Not literally. The wall was made of flesh and coral and ancient ship timber, and it was blocking the entire corridor.
The Coral Centurion was everything the bestiary had promised and worse. Eight feet of hulking biomechanical nightmare, its body a fusion of living coral, rusted iron plates, and waterlogged wood. Where a head should have been, a cluster of bioluminescent anemones pulsed with an eerie blue heartbeat. The air around it smelled of ozone and deep-sea brine, and it was constantly dripping wet, adding to the water that already reached our waists.
In its right hand, it held a ship’s anchor. Not a small one. A full-sized anchor that must have weighed four hundred pounds, attached to fifteen meters of heavy chain wrapped around its arm.
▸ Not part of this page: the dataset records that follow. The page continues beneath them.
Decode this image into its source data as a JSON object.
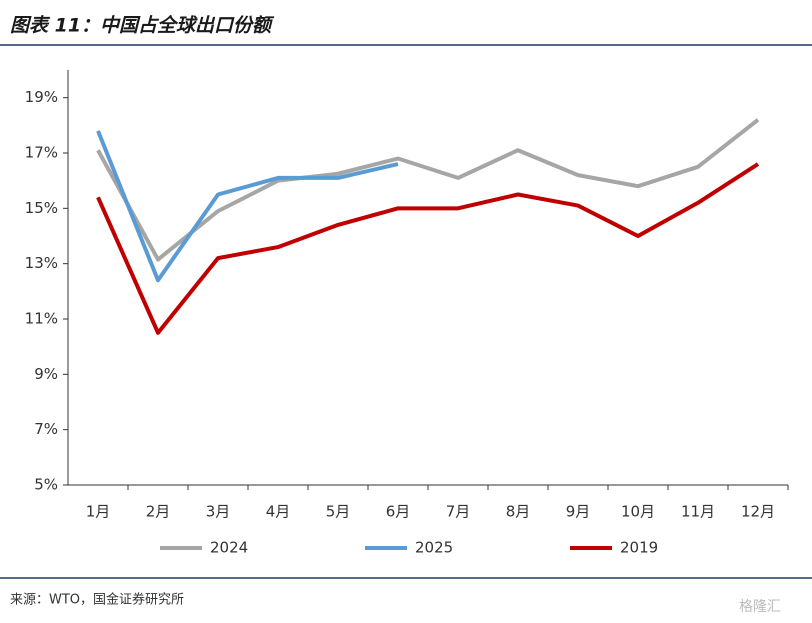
{
  "chart_data": {
    "type": "line",
    "title": "图表 11：中国占全球出口份额",
    "source": "来源：WTO，国金证券研究所",
    "watermark": "格隆汇",
    "categories": [
      "1月",
      "2月",
      "3月",
      "4月",
      "5月",
      "6月",
      "7月",
      "8月",
      "9月",
      "10月",
      "11月",
      "12月"
    ],
    "series": [
      {
        "name": "2024",
        "color": "#a6a6a6",
        "values": [
          17.1,
          13.15,
          14.9,
          16.0,
          16.25,
          16.8,
          16.1,
          17.1,
          16.2,
          15.8,
          16.5,
          18.2
        ]
      },
      {
        "name": "2025",
        "color": "#5b9bd5",
        "values": [
          17.8,
          12.4,
          15.5,
          16.1,
          16.1,
          16.6,
          null,
          null,
          null,
          null,
          null,
          null
        ]
      },
      {
        "name": "2019",
        "color": "#c00000",
        "values": [
          15.4,
          10.5,
          13.2,
          13.6,
          14.4,
          15.0,
          15.0,
          15.5,
          15.1,
          14.0,
          15.2,
          16.6
        ]
      }
    ],
    "ylim": [
      5,
      20
    ],
    "yticks": [
      {
        "value": 5,
        "label": "5%"
      },
      {
        "value": 7,
        "label": "7%"
      },
      {
        "value": 9,
        "label": "9%"
      },
      {
        "value": 11,
        "label": "11%"
      },
      {
        "value": 13,
        "label": "13%"
      },
      {
        "value": 15,
        "label": "15%"
      },
      {
        "value": 17,
        "label": "17%"
      },
      {
        "value": 19,
        "label": "19%"
      }
    ],
    "grid": false
  }
}
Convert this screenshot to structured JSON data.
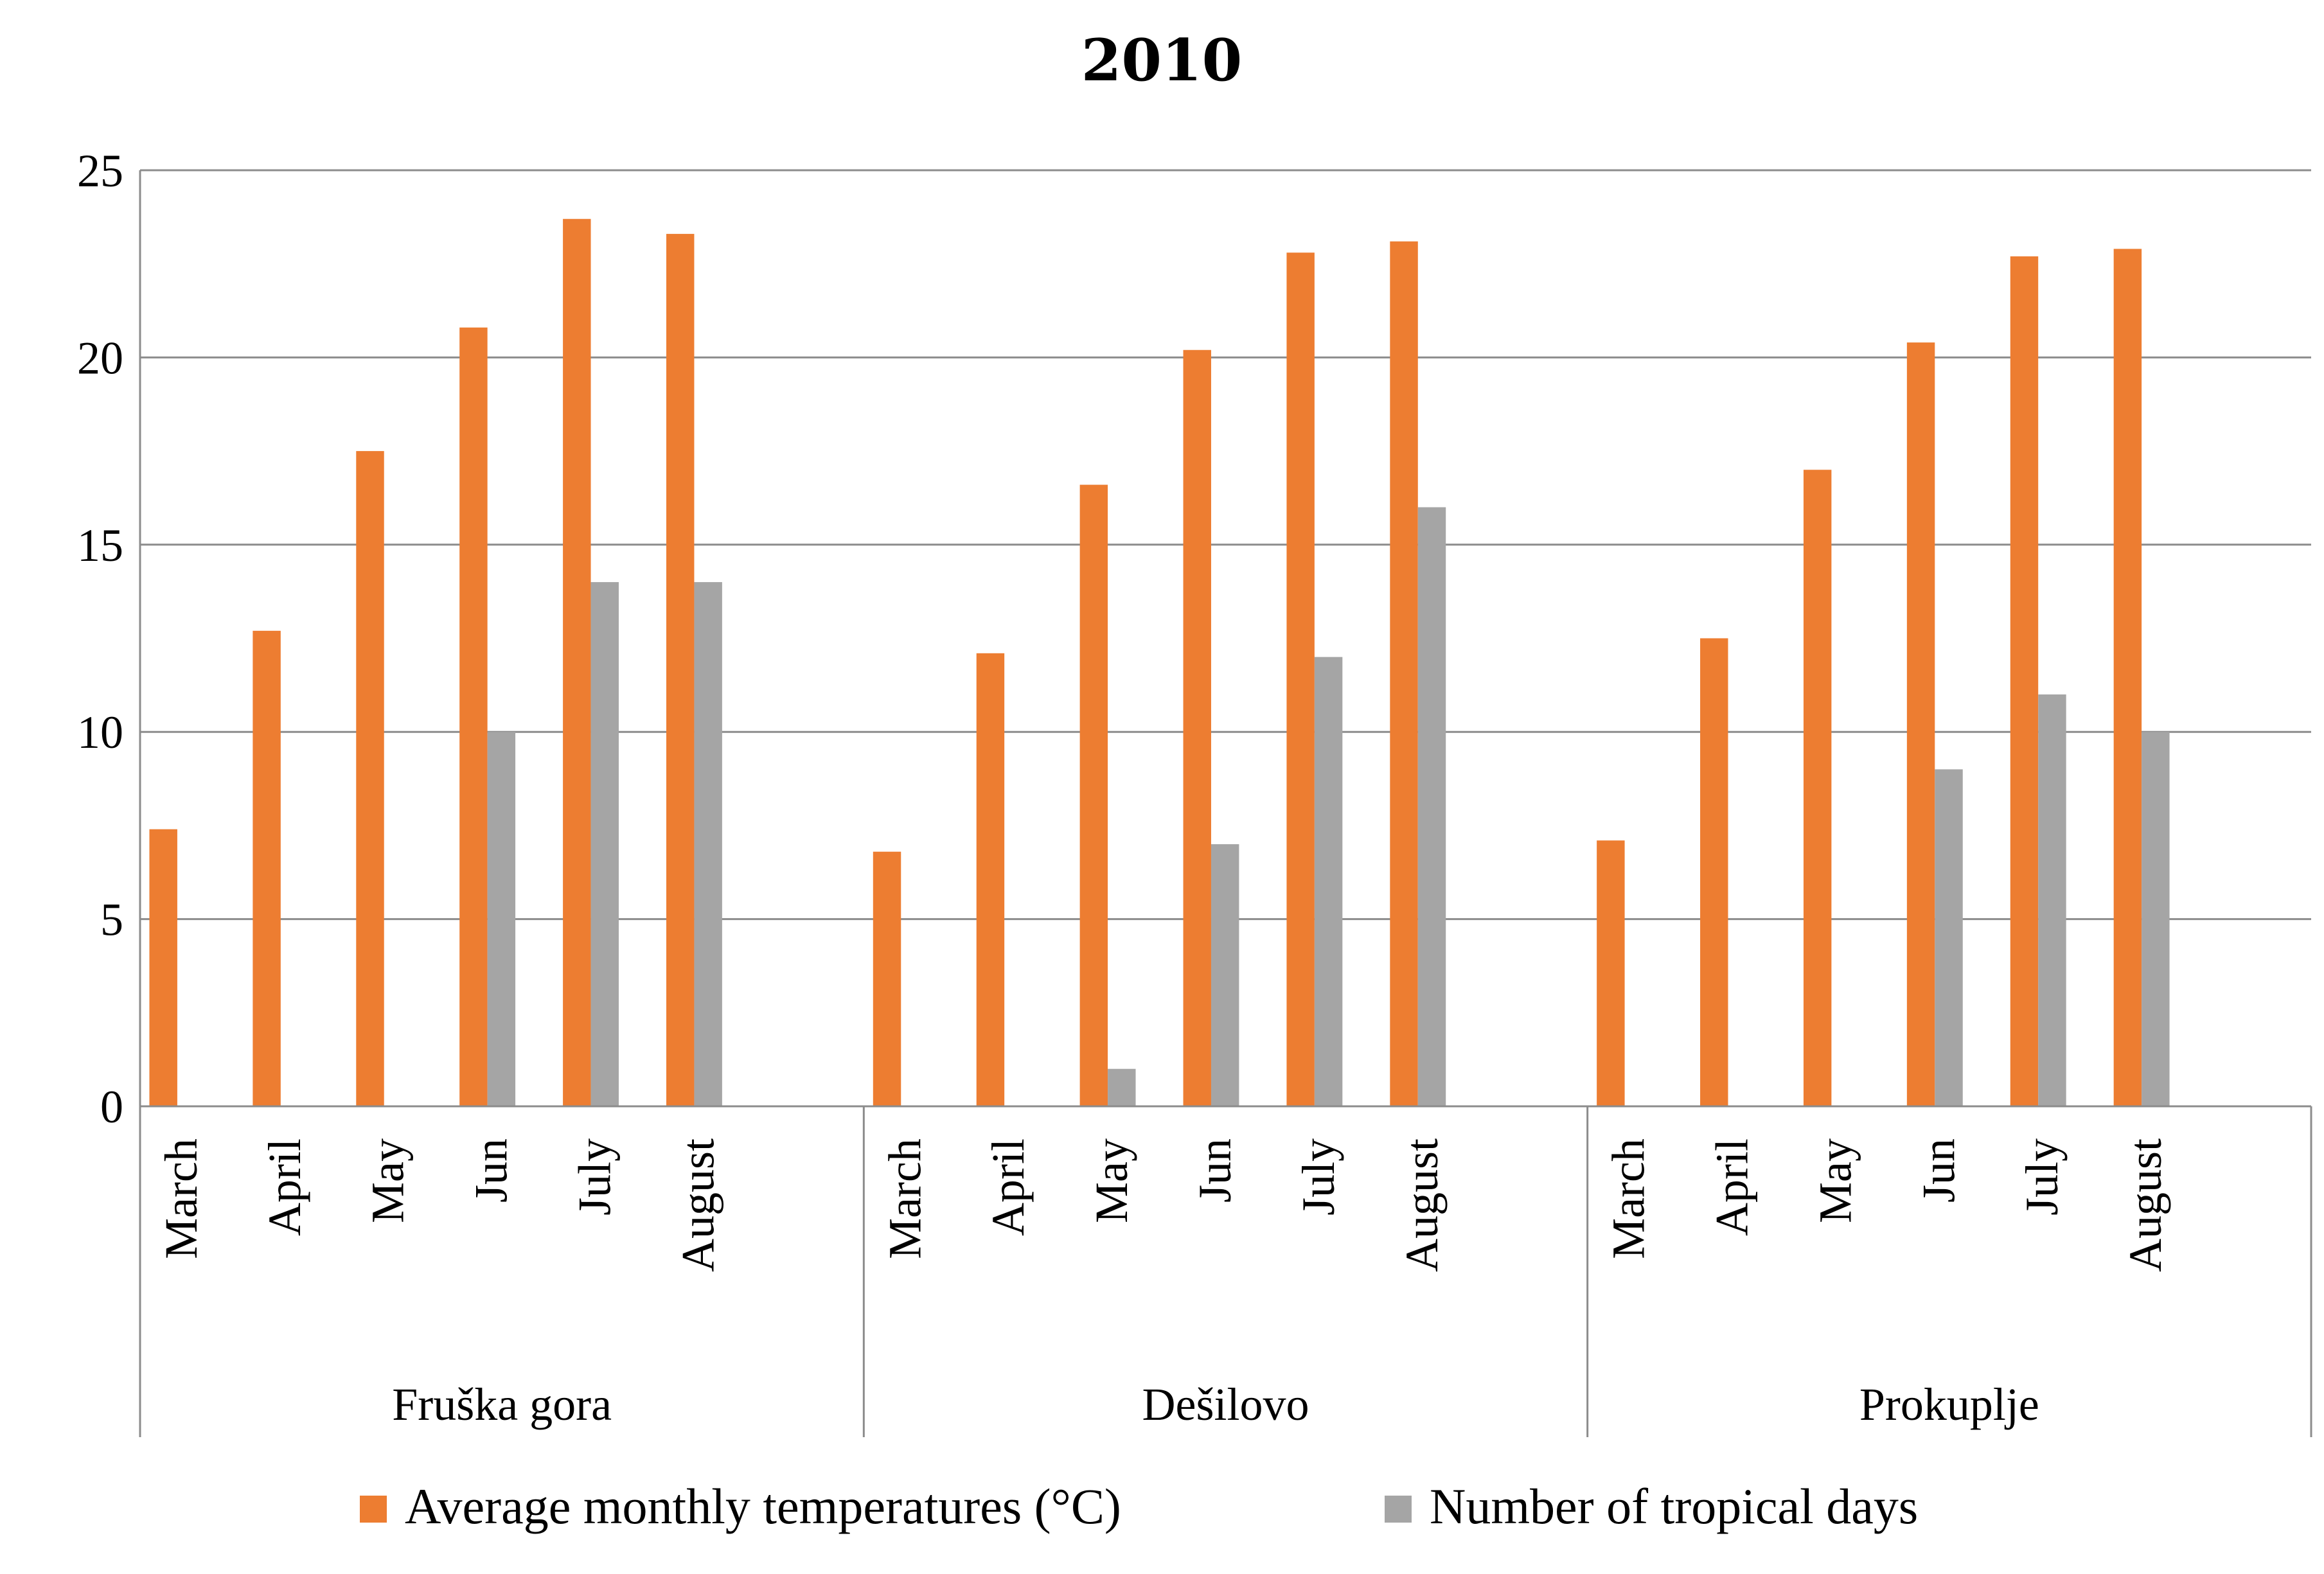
{
  "chart_data": {
    "type": "bar",
    "title": "2010",
    "xlabel": "",
    "ylabel": "",
    "ylim": [
      0,
      25
    ],
    "yticks": [
      0,
      5,
      10,
      15,
      20,
      25
    ],
    "grid": true,
    "legend_position": "bottom",
    "groups": [
      {
        "name": "Fruška gora",
        "categories": [
          "March",
          "April",
          "May",
          "Jun",
          "July",
          "August"
        ],
        "series": [
          {
            "name": "Average monthly temperatures (°C)",
            "values": [
              7.4,
              12.7,
              17.5,
              20.8,
              23.7,
              23.3
            ]
          },
          {
            "name": "Number of  tropical days",
            "values": [
              0,
              0,
              0,
              10,
              14,
              14
            ]
          }
        ]
      },
      {
        "name": "Dešilovo",
        "categories": [
          "March",
          "April",
          "May",
          "Jun",
          "July",
          "August"
        ],
        "series": [
          {
            "name": "Average monthly temperatures (°C)",
            "values": [
              6.8,
              12.1,
              16.6,
              20.2,
              22.8,
              23.1
            ]
          },
          {
            "name": "Number of  tropical days",
            "values": [
              0,
              0,
              1,
              7,
              12,
              16
            ]
          }
        ]
      },
      {
        "name": "Prokuplje",
        "categories": [
          "March",
          "April",
          "May",
          "Jun",
          "July",
          "August"
        ],
        "series": [
          {
            "name": "Average monthly temperatures (°C)",
            "values": [
              7.1,
              12.5,
              17.0,
              20.4,
              22.7,
              22.9
            ]
          },
          {
            "name": "Number of  tropical days",
            "values": [
              0,
              0,
              0,
              9,
              11,
              10
            ]
          }
        ]
      }
    ],
    "legend": [
      {
        "label": "Average monthly temperatures (°C)",
        "color": "#ED7D31"
      },
      {
        "label": "Number of  tropical days",
        "color": "#A5A5A5"
      }
    ]
  }
}
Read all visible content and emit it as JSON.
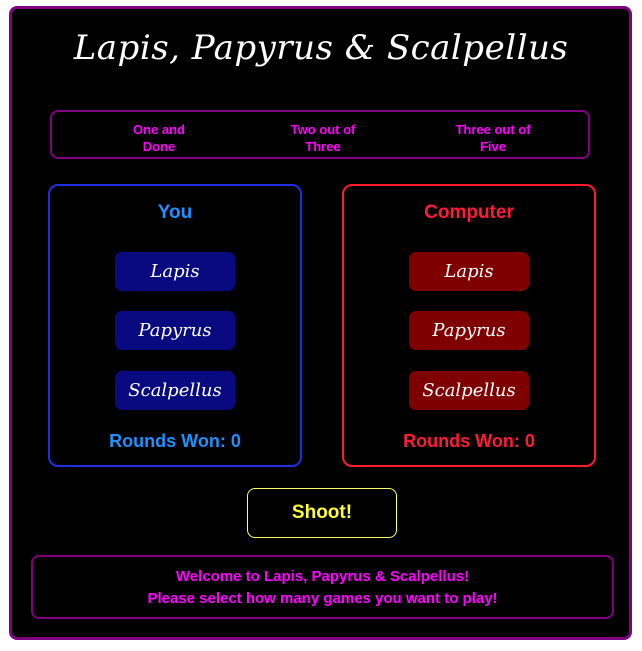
{
  "title": "Lapis, Papyrus & Scalpellus",
  "modes": [
    {
      "line1": "One and",
      "line2": "Done"
    },
    {
      "line1": "Two out of",
      "line2": "Three"
    },
    {
      "line1": "Three out of",
      "line2": "Five"
    }
  ],
  "player": {
    "title": "You",
    "choices": [
      "Lapis",
      "Papyrus",
      "Scalpellus"
    ],
    "rounds_won": "Rounds Won: 0"
  },
  "computer": {
    "title": "Computer",
    "choices": [
      "Lapis",
      "Papyrus",
      "Scalpellus"
    ],
    "rounds_won": "Rounds Won: 0"
  },
  "shoot_label": "Shoot!",
  "message": {
    "line1": "Welcome to Lapis, Papyrus & Scalpellus!",
    "line2": "Please select how many games you want to play!"
  },
  "colors": {
    "background": "#000000",
    "frame_border": "#800080",
    "accent_magenta": "#ff00ff",
    "player_blue": "#1e90ff",
    "player_button": "#0a0a80",
    "computer_red": "#ff1a3a",
    "computer_button": "#7f0000",
    "shoot_yellow": "#ffff33"
  }
}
The Centurion saw us. Or sensed us. Whatever. The anemone cluster pulsed faster, and the anchor began to swing.
"SCATTER!" I shouted.
The team exploded outward just as the anchor completed its arc. The weapon carved through the air where we’d been standing a heartbeat before, passing through Skylar’s phantom smoke and dispersing half the illusions instantly. The displacement of air alone was enough to knock Emi backward, sending her splashing into the water with a yelp.
The Centurion planted its feet and began swinging the anchor in wide horizontal arcs, creating a kill zone with a fifteen-meter radius. Anyone who got close would be turned into paste. Anyone who stayed back would be trapped while the monster slowly advanced.
Classic siege tactics. Very annoying.
"Can’t get close!" Raphael shouted, his kinetic barriers flaring as he deflected a chunk of debris that the anchor had torn from the wall. "That thing has too much range!"